We met three generations of one family on the women's ward: a grandmother, her daughter and grandchildren, including a two-month-old baby boy, all addicted to opium.

The baby's mother, Izat Gul, explained how her children had become addicts.

"When my son was born, he had earache. We couldn't get to a doctor, so I gave him opium to help him get rid of the pain. After my daughter was born, she got stomach aches, and I only had opium to give to her for medicine, so now they're both addicted."

Dr Mobeen helps run the clinic and struggles valiantly to hold back the tide, but with just 20 beds for nearly a 100,000 addicts, he admits it would take 100 years to help them all.

And that assumes it is possible to stop the demand as well as the supply.

Fuelling war

At the same time, in the west of the country, a long convoy of tractors and diggers moved through the lush fields of Shindand District near Herat.

Police officers destroy poppy crops in Badakhshan province, Afghanistan, July 2009
The international community wants to persuade farmers to grow other crops

The vivid purple and white flowers mark out the beautiful and deadly poppy. More than 90% of the world's opium and heroin comes from here and the south of the country, in particular Helmand and Kandahar provinces.

The drugs are taxed by the Taliban, the police and corrupt government officials. The smuggling routes bring weapons and the precursors for roadside bombs into the country too.

As the tractors set to work, ploughing up field after field, one farmer tries in vain to halt the work, standing in front of the giant wheels, waving at the driver and trying to force him to stop.

His anger is palpable and unsurprising. This one small field, about 25 metres squared (270 sq ft), represents the entire annual income for his family, and it has just been wiped out.

When this kind of eradication has happened elsewhere in the country, it has turned largely peaceful areas into insurgent strongholds.

The latest plan by the international community is to try and persuade farmers to grow other crops and to go after some of those who really profit from this instead, in particular drug-traffickers.
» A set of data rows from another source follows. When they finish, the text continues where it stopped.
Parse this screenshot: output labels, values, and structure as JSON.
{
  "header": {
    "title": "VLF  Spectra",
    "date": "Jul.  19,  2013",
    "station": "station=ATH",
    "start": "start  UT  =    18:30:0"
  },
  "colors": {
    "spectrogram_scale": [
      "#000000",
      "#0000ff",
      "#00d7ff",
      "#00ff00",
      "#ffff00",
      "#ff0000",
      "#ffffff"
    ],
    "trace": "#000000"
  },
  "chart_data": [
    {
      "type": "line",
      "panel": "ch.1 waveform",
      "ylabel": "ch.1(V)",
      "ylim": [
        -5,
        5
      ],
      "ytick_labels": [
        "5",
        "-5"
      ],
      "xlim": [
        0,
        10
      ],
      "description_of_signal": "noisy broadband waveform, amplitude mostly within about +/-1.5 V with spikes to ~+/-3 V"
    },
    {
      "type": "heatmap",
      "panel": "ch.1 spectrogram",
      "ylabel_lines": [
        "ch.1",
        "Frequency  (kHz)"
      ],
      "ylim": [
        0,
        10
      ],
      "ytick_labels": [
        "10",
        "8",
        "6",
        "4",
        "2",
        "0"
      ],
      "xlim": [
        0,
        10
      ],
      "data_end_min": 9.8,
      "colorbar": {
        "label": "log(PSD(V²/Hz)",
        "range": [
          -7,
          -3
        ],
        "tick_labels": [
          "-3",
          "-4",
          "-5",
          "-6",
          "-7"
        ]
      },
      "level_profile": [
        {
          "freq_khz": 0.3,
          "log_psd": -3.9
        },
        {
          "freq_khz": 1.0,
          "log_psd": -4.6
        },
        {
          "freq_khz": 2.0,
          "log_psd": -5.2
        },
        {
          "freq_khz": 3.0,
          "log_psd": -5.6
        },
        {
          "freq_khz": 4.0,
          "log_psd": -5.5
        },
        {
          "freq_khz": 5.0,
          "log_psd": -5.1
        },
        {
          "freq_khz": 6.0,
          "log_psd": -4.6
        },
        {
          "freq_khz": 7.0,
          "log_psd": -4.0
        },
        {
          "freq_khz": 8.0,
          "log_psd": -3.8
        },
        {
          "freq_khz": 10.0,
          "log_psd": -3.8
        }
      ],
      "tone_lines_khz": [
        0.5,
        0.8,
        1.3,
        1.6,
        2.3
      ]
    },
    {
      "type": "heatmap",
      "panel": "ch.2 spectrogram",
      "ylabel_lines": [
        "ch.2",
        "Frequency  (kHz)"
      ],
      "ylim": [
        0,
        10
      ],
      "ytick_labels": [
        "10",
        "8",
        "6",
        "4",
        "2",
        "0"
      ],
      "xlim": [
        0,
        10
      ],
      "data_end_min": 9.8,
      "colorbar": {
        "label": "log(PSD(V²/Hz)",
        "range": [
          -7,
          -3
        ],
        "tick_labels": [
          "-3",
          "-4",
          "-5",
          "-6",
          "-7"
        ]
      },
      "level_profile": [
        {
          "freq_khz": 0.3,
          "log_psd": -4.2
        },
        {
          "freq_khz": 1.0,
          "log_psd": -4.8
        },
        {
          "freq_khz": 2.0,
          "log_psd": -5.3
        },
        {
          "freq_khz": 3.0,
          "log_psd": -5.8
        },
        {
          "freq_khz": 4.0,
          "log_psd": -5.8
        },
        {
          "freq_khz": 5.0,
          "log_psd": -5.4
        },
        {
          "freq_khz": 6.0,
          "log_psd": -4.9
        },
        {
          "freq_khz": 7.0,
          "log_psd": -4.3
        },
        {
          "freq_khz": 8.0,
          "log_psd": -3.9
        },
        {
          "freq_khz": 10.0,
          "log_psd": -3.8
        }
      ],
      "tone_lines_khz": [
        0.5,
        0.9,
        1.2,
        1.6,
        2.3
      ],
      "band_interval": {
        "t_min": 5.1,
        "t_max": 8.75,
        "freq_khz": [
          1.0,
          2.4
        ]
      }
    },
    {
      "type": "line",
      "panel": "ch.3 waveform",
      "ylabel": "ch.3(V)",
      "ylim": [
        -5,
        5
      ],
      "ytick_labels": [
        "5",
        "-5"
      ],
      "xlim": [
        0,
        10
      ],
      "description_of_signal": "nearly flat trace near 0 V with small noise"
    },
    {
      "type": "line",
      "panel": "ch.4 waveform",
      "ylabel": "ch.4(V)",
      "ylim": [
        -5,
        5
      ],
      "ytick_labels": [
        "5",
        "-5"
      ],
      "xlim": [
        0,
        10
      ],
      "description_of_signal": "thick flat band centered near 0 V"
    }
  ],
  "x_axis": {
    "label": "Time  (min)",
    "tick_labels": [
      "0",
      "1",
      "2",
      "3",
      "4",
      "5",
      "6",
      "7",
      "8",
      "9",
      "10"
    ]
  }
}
But it is slow, under-resourced work that has yet to show convincing results.

And until it does, the flow of money for insurgents and corrupt officials will continue, and the number of addicts will rise. Perhaps more than any other single factor, opium fuels the chaos that keeps Afghanistan at war.

Increasingly, people are now moving from opium to heroin. The drugs they smoke and inject fuel crime, corruption and insurgency, the very targets of the international community's war in Afghanistan.

But these addicts are simply not a priority, and it is slowly pulling apart an already fragile nation.